Indian integrated steel mills have been increasing their hot rolled coil (HRC) export prices very carefully recently, facing buyers’ resistance and trying to maintain sizable sales volumes. Deals have been concluded with a slight price increase with buyers in Vietnam.
Market sources said that most deals have been concluded at $420-425/mt FOB, compared to $412-420/mt FOB a week before. Offers have mostly been voiced at $430/mt FOB or $5/mt below.
In the middle of the week ended on June 15, 20,000 mt of Indian HRC from one of the main Indian mills were sold at $438/mt CFR Vietnam, which translates to $420-423/mt FOB. But at least two the most recent deals were closed to Vietnam at $440-445/mt CFR or up to $425/mt FOB. One of the deals has been for 40,000 mt.
The tradable level for imported HRC has not increased in the Chinese market as sentiments have not been very bright due to lower futures prices and emerging concerns about a second wave of the pandemic after new Covid-19 cases were registered in Beijing.
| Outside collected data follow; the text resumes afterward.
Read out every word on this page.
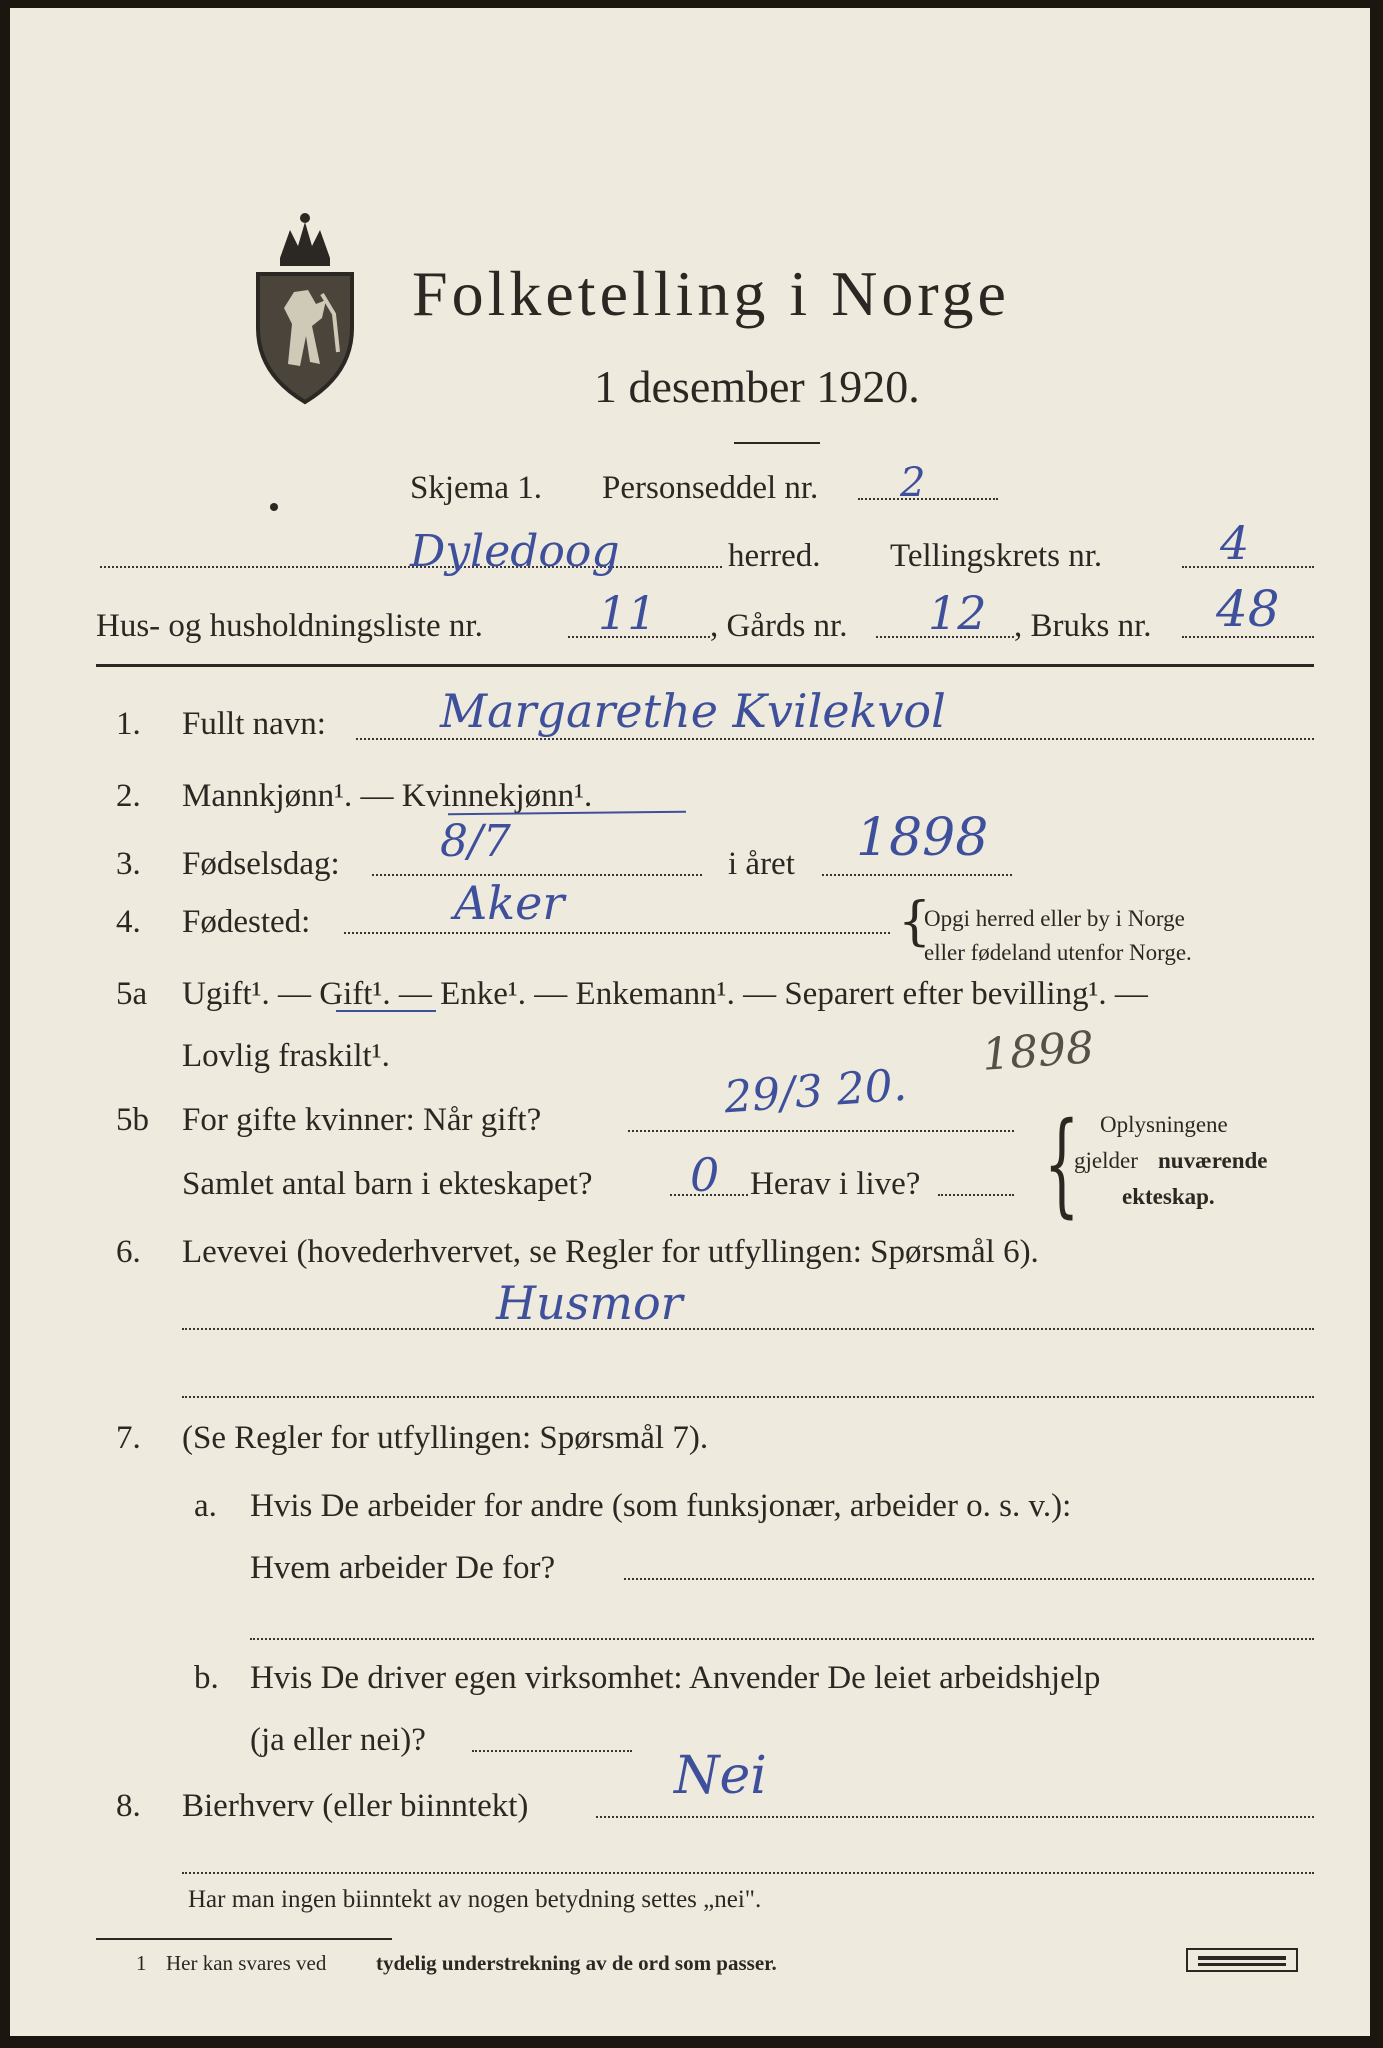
Folketelling i Norge
1 desember 1920.
Skjema 1. Personseddel nr. 2
Dyledoog	herred. Tellingskrets nr.	4
Hus- og husholdningsliste nr.	11 , Gårds nr. 12 , Bruks nr. 48
1. Fullt navn: Margarethe Kvilekvol
2. Mannkjønn¹. — Kvinnekjønn¹.
3. Fødselsdag: 8/7	i året 1898
4. Fødested:	Aker	{
Opgi herred eller by i Norge
eller fødeland utenfor Norge.
5a Ugift¹. — Gift¹. — Enke¹. — Enkemann¹. — Separert efter bevilling¹. —
Lovlig fraskilt¹.
5b For gifte kvinner: Når gift?	29/3 20.
1898
Samlet antal barn i ekteskapet? 0 Herav i live? { Oplysningene
gjelder nuværende
ekteskap.
6. Levevei (hovederhvervet, se Regler for utfyllingen: Spørsmål 6).
Husmor
7. (Se Regler for utfyllingen: Spørsmål 7).
a. Hvis De arbeider for andre (som funksjonær, arbeider o. s. v.):
Hvem arbeider De for?
b. Hvis De driver egen virksomhet: Anvender De leiet arbeidshjelp
(ja eller nei)?
8. Bierhverv (eller biinntekt)	Nei
Har man ingen biinntekt av nogen betydning settes „nei".
1 Her kan svares ved tydelig understrekning av de ord som passer.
Buyers are still not willing to pay above $430/mt CFR ($415-420/mt FOB).
Tata Steel has concluded a supply contract from its Kalinganagar steel mill in Odisha at around $415-417/mt FOB for end-of-August shipment through Paradip Port with a buyer in China, although the total tonnage could not be confirmed by market sources.
Steel Authority of India Limited (SAIL), a relatively new entrant, traded 35,000 mt of HRC at $415/mt FOB.
“Indian exporters are aware of the risks of pushing up prices too high too fast. Buyers in key overseas markets are becoming price sensitive even though willing to book higher volumes if prices are competitive. Hence, it is natural for local integrated steel mills to prioritize pushing volumes at competitive prices to sustain overseas sales at a time when demand in the local market is unlikely to revive before the end of the second quarter,” a marketing official at Indian steel mill told SteelOrbis.